CHEYENNE, Wyo. – The Obama administration’s proposal to end hundreds of millions of dollars in coal-tax payments to states like Wyoming and Montana failed to make either the House or Senate versions of the federal budget, officials said Tuesday.
The Abandoned Mine Land program taxes coal production to raise money for cleaning abandoned coal mines and other projects. Obama’s budget called for providing “a better return to taxpayers from mineral development” by ending payments to coal-producing states that no longer need funds to clean up old coal mines.
With the House and Senate passing budgets last week that didn’t tinker with the AML program, Wyoming and Montana appear to be in position to continue spending the coal-tax money on projects of their choice.
Rep. Cynthia Lummis, R-Wyo., said she was “pleased that President Obama’s ill-conceived proposal to strip away Wyoming’s share of AML money was not included in the budget resolution passed by the House last week.”
“With that being said, I will continue to be vigilant in working with my House colleagues as well as (Wyoming) Sens. (Mike) Enzi and (John) Barrasso to make sure the president’s misguided AML proposal never sees the light of day and Wyoming receives the money we are owed,” Lummis said.

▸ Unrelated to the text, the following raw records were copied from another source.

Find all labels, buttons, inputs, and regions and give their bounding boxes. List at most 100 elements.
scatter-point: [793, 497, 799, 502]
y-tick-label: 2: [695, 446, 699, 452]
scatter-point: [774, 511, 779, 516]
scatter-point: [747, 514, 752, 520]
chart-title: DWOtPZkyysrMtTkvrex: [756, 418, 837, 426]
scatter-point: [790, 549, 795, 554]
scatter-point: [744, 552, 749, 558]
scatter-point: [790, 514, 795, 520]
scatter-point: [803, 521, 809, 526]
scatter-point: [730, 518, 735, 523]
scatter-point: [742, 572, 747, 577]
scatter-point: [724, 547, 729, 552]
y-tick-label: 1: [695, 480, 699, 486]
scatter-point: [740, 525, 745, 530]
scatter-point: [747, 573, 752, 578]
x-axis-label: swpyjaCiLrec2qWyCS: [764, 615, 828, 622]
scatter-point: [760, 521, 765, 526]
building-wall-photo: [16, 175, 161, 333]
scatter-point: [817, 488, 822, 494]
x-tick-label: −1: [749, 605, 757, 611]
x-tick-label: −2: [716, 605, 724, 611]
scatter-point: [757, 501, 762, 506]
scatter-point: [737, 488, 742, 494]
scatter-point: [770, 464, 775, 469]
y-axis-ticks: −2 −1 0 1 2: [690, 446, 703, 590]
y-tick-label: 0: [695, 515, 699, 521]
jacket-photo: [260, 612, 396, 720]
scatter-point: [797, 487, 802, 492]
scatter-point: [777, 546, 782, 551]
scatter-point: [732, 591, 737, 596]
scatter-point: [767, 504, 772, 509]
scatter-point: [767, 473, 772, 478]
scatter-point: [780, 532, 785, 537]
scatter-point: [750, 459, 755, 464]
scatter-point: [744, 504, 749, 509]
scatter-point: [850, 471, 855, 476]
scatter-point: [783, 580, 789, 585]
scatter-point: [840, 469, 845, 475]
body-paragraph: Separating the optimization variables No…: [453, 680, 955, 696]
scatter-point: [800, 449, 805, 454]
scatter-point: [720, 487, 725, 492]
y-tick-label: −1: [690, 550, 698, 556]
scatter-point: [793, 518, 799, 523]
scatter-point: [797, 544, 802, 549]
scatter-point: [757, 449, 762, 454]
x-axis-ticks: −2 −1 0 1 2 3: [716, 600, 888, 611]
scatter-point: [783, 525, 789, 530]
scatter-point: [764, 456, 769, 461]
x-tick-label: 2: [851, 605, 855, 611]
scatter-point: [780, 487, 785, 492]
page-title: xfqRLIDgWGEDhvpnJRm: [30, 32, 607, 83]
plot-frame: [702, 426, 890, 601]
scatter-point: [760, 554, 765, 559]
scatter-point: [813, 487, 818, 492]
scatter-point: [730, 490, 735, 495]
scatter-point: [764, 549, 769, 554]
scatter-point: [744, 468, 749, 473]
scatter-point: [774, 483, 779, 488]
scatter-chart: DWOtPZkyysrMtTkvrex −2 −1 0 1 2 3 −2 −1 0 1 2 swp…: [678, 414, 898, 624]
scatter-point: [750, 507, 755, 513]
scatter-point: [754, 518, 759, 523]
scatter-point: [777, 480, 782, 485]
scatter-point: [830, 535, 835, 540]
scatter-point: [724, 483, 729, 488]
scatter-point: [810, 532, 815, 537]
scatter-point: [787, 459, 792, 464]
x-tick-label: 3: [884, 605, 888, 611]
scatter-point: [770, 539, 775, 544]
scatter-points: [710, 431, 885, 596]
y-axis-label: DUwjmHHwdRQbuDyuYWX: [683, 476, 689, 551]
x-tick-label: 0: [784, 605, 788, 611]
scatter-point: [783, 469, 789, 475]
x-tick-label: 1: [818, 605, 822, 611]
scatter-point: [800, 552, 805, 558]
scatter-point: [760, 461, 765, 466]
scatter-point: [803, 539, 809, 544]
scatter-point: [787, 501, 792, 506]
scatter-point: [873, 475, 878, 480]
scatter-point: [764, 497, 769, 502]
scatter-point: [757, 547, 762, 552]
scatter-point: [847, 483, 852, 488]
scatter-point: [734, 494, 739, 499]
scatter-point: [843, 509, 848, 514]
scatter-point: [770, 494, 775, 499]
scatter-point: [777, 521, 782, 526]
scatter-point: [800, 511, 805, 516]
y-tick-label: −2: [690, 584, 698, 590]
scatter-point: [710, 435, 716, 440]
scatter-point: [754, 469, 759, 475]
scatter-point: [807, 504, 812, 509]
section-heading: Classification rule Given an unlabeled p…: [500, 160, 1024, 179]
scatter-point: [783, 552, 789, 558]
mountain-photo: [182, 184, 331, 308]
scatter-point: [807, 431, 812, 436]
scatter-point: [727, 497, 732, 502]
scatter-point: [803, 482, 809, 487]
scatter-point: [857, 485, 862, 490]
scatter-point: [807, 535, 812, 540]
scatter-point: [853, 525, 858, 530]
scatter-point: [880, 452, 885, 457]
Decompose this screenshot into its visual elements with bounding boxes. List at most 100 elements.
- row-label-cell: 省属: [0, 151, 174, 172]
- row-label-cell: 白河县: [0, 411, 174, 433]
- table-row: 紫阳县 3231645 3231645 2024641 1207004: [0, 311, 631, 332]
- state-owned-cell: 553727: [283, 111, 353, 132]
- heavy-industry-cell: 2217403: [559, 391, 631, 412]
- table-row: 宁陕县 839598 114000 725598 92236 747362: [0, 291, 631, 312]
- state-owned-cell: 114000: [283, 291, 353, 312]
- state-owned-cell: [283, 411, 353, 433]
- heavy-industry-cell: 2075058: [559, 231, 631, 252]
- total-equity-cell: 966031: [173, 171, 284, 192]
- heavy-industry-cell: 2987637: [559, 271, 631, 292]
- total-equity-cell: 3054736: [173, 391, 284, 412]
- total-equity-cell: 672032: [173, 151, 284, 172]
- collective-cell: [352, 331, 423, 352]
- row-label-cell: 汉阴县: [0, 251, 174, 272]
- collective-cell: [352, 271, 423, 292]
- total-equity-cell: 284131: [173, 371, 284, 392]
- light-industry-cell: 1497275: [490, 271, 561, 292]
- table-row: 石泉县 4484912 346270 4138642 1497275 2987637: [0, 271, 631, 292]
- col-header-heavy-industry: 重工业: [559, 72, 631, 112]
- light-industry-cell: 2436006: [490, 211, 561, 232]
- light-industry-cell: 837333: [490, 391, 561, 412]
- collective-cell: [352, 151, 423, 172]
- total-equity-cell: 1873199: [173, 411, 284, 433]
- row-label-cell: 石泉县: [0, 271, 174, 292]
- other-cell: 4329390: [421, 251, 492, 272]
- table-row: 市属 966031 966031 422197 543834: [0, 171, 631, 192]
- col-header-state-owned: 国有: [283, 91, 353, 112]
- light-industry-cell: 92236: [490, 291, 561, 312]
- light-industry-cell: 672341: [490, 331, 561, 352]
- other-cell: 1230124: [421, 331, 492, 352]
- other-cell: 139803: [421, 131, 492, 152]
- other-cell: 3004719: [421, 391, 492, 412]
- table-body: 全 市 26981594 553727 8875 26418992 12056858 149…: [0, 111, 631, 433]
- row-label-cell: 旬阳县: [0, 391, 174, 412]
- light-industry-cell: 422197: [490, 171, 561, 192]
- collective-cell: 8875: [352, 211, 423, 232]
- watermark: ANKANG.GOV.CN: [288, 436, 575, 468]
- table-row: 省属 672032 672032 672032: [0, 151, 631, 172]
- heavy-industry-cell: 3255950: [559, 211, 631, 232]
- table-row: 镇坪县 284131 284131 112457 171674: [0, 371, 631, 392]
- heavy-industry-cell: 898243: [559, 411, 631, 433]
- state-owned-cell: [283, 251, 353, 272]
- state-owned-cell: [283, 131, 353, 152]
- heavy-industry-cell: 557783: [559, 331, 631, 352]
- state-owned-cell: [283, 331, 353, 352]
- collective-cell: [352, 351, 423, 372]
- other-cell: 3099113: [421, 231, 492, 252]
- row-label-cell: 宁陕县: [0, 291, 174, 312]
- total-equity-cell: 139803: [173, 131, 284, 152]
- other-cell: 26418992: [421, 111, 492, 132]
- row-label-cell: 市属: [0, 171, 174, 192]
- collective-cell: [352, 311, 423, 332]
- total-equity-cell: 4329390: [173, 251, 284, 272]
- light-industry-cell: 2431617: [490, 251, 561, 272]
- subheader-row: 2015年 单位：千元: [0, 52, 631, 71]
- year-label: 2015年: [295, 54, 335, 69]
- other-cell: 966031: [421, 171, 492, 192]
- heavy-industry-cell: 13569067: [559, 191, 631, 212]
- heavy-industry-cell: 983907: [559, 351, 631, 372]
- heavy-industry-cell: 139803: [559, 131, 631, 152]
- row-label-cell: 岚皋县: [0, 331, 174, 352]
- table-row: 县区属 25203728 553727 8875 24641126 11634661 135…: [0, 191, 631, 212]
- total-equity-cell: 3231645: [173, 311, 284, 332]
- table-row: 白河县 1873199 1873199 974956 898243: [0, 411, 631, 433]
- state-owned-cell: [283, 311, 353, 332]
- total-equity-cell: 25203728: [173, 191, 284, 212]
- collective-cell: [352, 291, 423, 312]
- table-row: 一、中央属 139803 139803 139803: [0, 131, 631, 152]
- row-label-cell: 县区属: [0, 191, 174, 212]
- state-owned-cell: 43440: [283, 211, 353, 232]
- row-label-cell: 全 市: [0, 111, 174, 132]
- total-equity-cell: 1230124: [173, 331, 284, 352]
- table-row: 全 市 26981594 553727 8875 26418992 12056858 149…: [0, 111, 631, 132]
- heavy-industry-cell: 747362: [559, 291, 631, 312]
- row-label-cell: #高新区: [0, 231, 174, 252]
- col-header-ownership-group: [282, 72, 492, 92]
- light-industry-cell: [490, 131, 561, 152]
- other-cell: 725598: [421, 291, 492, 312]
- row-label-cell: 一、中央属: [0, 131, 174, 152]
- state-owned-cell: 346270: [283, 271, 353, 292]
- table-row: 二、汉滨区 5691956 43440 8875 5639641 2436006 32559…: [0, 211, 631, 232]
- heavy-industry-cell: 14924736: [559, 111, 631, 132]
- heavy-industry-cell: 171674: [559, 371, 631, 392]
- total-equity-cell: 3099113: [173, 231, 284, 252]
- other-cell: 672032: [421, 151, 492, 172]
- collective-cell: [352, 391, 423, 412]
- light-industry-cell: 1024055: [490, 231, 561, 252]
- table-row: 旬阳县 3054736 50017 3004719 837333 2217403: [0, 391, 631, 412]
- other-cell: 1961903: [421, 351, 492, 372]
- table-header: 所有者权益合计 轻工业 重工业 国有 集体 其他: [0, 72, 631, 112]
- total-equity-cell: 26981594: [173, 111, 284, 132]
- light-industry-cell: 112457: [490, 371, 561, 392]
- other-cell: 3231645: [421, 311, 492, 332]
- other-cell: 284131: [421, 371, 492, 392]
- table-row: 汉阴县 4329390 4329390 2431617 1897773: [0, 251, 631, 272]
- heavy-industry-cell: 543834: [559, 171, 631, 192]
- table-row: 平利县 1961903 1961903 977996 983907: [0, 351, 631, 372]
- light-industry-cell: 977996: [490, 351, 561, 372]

Wyoming has used AML funds for coal reclamation projects, but has also funneled millions of AML funds into other projects such as research on coal gasification and to fund the University of Wyoming School of Energy Resources.
In Montana, the state has been using AML funds for reclaiming both coal and hard-rock mining sites, said Sandi Olsen, administrator of the Montana Department of Environmental Quality Remediation Division.
“Our high-priority coal sites are done, which is why we’re working in part on our high-priority abandoned hard rock sites,” Olsen said. “The consequences of not doing this clean up are that we continue to have human health and environmental impacts from these abandoned properties, whether they’re coal or hard-rock.”
Wyoming has received about $600 million in AML funds and Montana about $117 million since Congress initiated the program in 1977 with passage of the Surface Mining Control and Reclamation Act. The federal government still collects a 35-cent tax on each ton of coal production for the AML fund.
In 2006, Congress renewed the act with a promise that the federal government would pay back AML funds it collected but never appropriated to the states, according to Wyoming’s congressional delegation.
Rick Chancellor, administrator of the Abandoned Mine Land Division at the Wyoming Department of Environmental Quality, has said Wyoming expects to receive at least $82.7 million in AML payments for each of the next five years, or more than $400 million, in addition to payments on future coal taxes through 2021.
Wyoming still has about $100 million worth of coal reclamation work to complete, Chancellor said.
That should be done by 2012, leaving hundreds of millions of dollars left over for other projects. This year, the Wyoming Legislature passed a 2010 supplemental budget including $100.6 million in AML-funded projects, $70 million of which was not for coal reclamation.
Olsen, of the Montana remediation division, said her state could lose $121 million over the next 12 years if Obama’s budget proposal were enacted.
Elly Pickett, spokeswoman for Wyoming Sen. Mike Enzi, said that while the Obama proposal was not included in either chamber’s budgets last week, budget negotiations were still not final.
“There were a few differences in the (House and Senate) versions, so it will go to a conference committee now,” Pickett said. “And anything can happen during a conference committee, so the process definitely isn’t over yet.”